CAFE hike: The fine print

If the 30 years of experience proves anything, it is that the House’s increase in fuel economy standards (this time by 40 percent) won’t make a dent in global temperatures or oil dependence. But the fact that so-called CAFÉ is a textbook case of bad liberal public policy and unintended consequences is widely known. Once Democrats took over Congress, the question was not whether CAFÉ – but what it would look like.

 

Underreported is the fact that the new mandate looks quite a bit different than the old, 1970-era mandate. Specifically, it protects Detroit automakers by making the 35 mpg mandate an “industry-wide” average rather than a “manufacturer fleet” average.

 

As a result, automakers like GM – whose sales of less-fuel efficient trucks make up a larger part of their product than, say, Honda – will likely only have to meet a 32 mpg standard for all its vehicles (once NHTSA writes the final rules).

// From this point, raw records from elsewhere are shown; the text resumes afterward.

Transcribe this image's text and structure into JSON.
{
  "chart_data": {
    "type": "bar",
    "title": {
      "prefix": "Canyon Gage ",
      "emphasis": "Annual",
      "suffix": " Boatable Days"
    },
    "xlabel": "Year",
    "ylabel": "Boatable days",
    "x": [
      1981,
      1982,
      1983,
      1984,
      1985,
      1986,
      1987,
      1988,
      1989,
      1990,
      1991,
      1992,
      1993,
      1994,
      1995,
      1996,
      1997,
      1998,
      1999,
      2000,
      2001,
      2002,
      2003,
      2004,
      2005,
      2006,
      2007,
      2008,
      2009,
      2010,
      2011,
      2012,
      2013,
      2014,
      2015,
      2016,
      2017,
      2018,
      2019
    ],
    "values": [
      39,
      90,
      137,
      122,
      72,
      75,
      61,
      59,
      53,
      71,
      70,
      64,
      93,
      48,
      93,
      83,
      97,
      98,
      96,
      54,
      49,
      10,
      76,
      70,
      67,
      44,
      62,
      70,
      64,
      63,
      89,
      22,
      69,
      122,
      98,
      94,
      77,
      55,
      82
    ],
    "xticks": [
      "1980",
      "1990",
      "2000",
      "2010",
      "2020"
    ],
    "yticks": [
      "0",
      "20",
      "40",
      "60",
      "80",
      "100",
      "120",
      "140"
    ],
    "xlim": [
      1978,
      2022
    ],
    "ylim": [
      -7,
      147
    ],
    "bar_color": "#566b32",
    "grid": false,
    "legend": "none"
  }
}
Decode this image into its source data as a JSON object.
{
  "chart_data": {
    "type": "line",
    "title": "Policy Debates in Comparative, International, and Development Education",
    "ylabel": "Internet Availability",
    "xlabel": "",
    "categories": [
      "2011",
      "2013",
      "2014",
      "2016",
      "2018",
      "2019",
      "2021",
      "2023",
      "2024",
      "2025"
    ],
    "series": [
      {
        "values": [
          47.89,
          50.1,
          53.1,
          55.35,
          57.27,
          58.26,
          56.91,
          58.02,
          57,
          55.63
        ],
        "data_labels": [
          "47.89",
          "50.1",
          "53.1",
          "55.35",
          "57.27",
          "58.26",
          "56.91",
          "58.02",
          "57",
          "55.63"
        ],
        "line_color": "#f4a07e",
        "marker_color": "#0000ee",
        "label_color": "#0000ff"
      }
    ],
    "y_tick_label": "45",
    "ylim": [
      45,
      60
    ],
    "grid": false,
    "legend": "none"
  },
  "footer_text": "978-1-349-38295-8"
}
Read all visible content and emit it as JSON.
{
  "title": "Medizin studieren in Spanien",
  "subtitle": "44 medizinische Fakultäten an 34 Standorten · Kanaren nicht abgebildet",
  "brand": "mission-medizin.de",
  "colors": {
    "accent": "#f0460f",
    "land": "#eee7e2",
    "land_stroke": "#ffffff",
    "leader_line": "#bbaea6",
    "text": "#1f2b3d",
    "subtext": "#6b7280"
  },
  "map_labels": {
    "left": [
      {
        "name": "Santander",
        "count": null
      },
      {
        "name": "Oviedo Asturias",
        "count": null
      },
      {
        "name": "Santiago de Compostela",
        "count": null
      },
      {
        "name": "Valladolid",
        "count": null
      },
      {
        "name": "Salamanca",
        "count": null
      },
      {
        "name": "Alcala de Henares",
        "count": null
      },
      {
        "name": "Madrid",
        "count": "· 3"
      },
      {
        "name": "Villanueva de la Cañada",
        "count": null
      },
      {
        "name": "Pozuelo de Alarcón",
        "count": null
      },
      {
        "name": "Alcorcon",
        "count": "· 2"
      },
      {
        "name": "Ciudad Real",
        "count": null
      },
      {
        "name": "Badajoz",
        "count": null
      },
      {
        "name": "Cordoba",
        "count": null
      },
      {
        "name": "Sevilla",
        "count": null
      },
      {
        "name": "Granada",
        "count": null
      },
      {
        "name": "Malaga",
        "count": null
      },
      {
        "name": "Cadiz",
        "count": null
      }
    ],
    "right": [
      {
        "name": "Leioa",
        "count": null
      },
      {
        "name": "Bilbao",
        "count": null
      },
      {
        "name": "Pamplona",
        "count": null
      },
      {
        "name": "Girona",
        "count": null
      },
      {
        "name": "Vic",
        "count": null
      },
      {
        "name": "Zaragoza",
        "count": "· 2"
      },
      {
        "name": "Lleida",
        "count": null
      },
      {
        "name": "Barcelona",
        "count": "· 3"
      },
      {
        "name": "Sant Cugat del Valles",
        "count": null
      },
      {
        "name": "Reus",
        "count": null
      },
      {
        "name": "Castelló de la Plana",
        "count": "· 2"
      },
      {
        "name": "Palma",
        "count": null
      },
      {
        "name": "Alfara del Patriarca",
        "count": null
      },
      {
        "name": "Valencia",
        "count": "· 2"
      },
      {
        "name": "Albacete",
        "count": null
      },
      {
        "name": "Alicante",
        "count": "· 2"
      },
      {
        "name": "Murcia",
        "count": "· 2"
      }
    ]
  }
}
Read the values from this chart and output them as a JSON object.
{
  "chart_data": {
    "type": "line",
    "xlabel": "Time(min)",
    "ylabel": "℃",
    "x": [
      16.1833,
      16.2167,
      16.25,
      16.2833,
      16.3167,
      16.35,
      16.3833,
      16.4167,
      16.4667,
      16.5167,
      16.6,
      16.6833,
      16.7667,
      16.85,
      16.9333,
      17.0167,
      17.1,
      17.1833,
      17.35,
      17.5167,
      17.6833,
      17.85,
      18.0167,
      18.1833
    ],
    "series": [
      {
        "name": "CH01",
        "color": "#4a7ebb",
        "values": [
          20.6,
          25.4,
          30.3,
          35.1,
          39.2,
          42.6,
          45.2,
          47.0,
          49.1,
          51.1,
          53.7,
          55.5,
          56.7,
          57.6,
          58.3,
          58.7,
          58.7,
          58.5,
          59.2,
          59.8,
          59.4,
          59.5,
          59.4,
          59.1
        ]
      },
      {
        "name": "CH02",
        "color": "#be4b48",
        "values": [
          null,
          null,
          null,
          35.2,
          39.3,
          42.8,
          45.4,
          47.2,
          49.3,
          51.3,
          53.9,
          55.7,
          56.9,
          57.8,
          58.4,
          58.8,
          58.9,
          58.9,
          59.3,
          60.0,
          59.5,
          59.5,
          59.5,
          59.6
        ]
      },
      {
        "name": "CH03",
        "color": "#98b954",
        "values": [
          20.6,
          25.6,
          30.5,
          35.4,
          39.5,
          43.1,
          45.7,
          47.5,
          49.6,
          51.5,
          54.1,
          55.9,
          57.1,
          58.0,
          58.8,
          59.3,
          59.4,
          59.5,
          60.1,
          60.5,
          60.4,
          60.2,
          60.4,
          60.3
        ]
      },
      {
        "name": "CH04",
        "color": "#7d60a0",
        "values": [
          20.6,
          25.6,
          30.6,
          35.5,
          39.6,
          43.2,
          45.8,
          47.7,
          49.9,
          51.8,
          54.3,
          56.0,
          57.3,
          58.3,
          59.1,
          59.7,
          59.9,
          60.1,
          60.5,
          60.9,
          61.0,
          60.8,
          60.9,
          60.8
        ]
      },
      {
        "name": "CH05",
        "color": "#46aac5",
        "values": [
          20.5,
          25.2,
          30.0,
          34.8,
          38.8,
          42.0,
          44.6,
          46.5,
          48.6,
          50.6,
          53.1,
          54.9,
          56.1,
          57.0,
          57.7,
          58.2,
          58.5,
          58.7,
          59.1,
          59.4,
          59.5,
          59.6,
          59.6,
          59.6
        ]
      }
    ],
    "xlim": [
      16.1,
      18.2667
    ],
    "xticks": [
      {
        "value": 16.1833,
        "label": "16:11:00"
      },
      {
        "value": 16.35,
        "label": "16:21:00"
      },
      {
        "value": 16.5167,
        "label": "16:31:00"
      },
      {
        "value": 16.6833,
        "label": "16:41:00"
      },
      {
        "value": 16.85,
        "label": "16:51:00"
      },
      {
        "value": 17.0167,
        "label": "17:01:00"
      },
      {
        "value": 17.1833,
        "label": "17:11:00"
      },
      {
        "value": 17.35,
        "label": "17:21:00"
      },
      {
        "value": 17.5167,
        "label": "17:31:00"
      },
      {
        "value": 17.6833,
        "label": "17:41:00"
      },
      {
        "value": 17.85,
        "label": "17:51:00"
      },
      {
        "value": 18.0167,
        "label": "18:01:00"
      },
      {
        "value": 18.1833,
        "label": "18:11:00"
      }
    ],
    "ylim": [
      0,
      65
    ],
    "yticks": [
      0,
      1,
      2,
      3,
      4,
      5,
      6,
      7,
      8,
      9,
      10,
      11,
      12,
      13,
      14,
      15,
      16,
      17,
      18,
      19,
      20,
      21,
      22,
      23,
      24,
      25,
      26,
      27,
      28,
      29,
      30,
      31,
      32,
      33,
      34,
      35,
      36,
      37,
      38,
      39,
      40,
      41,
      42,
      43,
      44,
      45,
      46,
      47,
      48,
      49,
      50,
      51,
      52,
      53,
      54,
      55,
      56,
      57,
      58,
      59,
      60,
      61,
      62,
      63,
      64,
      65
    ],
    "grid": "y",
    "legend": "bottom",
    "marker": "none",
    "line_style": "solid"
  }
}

Honda, meanwhile, will likely have to meet something like a a 37 mpg standard (leading to the potentiality perverse consequence of Honda paying federal fines even if its vehicle average exceeds 35 mpg!).

 

The formula, needless to say, will be extremely complex, resulting in smaller cars but a larger NHTSA bureaucracy. But the effect will be beneficial to U.S. automakers who were severely punished under the original CAFÉ standards that mandated each manufacturer achieve 25 mpg for all vehicles regardless of their product mix. As a result, the Big Three lost thousands of jobs and million of dollars as they were forced to cancel large car programs to meet the targets – even as Asian manufacturers, with a smaller car fleet mix – did not.

 

As usual, of course, the consumer will get screwed as vehicle choice diminishes now that every manufacturer has to conform to an industry-wide standard. Consumers will also get milked for tax dollars to sustain “alternative fuel” loopholes created in the legislation to help manufacturers meet the standards with gimmicks like “flex-fuel” vehicles (dependent on federal ethanol subsidies).

 

But in Democratic policy-making, the consumer rarely has a seat at the table.